Diritto amministrativo
Procedimento amministrativo
12 | 07 | 2021
Gli effetti dello ius superveniens sulle procedure concorsuali in atto
Emiliano Chioffi
La
terza sezione del Consiglio di Stato, con sentenza del 12 luglio 2021, n. 5273,
ha indicato gli effetti della sopravvenute modifiche normative sulle procedure concorsuali
in corso.
Nel
caso di specie, un candidato era stato escluso da un concorso pubblico a
seguito del giudizio della Commissione medica in sede di verifica del
mantenimento dei requisiti fisici richiesti dall'art. 3, comma 2, D.P.C.M. 27
luglio 1987, n. 411 e dall'art.1, D.M. 11 marzo 2008, n. 78.
Tale
normativa, successivamente, è stata soppiantata dalla L. 12 gennaio 2015, n. 2
e dal d.P.R. 17 dicembre 2015, n. 207, che hanno escluso l’altezza dai
requisiti per l’ammissione ai concorsi nelle forze dell’Ordine.
Con
riferimento ad un bando adottato sulla base della precedente normativa (e
quindi contenente la previsione dell’altezza minima), i giudici amministrativi hanno
ritenuto applicabile la normativa sopravvenuta allorché sia scaduto il termine per
la presentazione delle domande di partecipazione al concorso dopo l’entrata in
vigore della nuova disciplina legislativa recata dalla L. 2/2015 e di quella
attuativa recata dal d.P.R. 207/2015 (Cons.

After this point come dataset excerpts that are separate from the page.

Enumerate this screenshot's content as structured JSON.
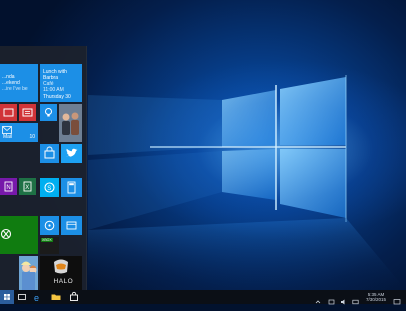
{
  "start_menu": {
    "calendar_tile": {
      "event": "Lunch with",
      "event_line2": "Barbra",
      "location": "Café",
      "time": "11:00 AM",
      "date": "Thursday 30"
    },
    "mail_tile": {
      "text_line1": "...nda",
      "text_line2": "...ekend",
      "text_line3": "...ire I've be",
      "label": "Mail",
      "count": "10"
    },
    "xbox_badge": "XBOX"
  },
  "taskbar": {
    "clock_time": "5:35 AM",
    "clock_date": "7/30/2015"
  },
  "colors": {
    "tile_blue": "#1c8fe6",
    "tile_green": "#107c10",
    "tile_red": "#d13438",
    "tile_purple": "#7719aa",
    "tile_excel": "#1e7145",
    "tile_skype": "#00aff0"
  }
}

Stato, sez. IV, 8 gennaio 2019,
n. 166).
In
tali casi non è stata ravvisata la violazione del principio dell’insensibilità
del bando di concorso allo ius superveniens in quanto la nuova disciplina
primaria era entrata in vigore prima della pubblicazione del bando e la norma
regolamentare attuativa prima del termine di scadenza per la presentazione
della domanda di partecipazione al concorso (Cons. Stato, Ad. Plen. 24 maggio
2011, n. 9): in tale situazione il bando è stato ritenuto autointegrato ai
sensi dell’art. 1, comma 3 e 4 della L. 12 gennaio 2015, n. 2, con la
conseguente sostituzione del previgente parametro della mera altezza con quello
più complesso di cui all’art. 3, d.P.R. 17 dicembre 2015, n. 207.
Secondo il Consiglio di Stato, la previsione contenuta nel bando, non avrebbe potuto trovare applicazione per contrasto con la direttiva 2000/78/CE, in tema di divieto di discriminazione all’accesso al pubblico impiego, in difetto di adeguata dimostrazione in ordine alla specificità delle mansioni che avrebbe potuto giustificare il permanere di una previsione escludente, generale e astratta, fondata sul mero parametro dell’altezza, già venuto meno a livello normativo primario.
Essendosi verificata la sostituzione del parametro dell’altezza con quello più complesso previsto dalla nuova disciplina, peraltro, non è configurabile alcun vuoto normativo in materia.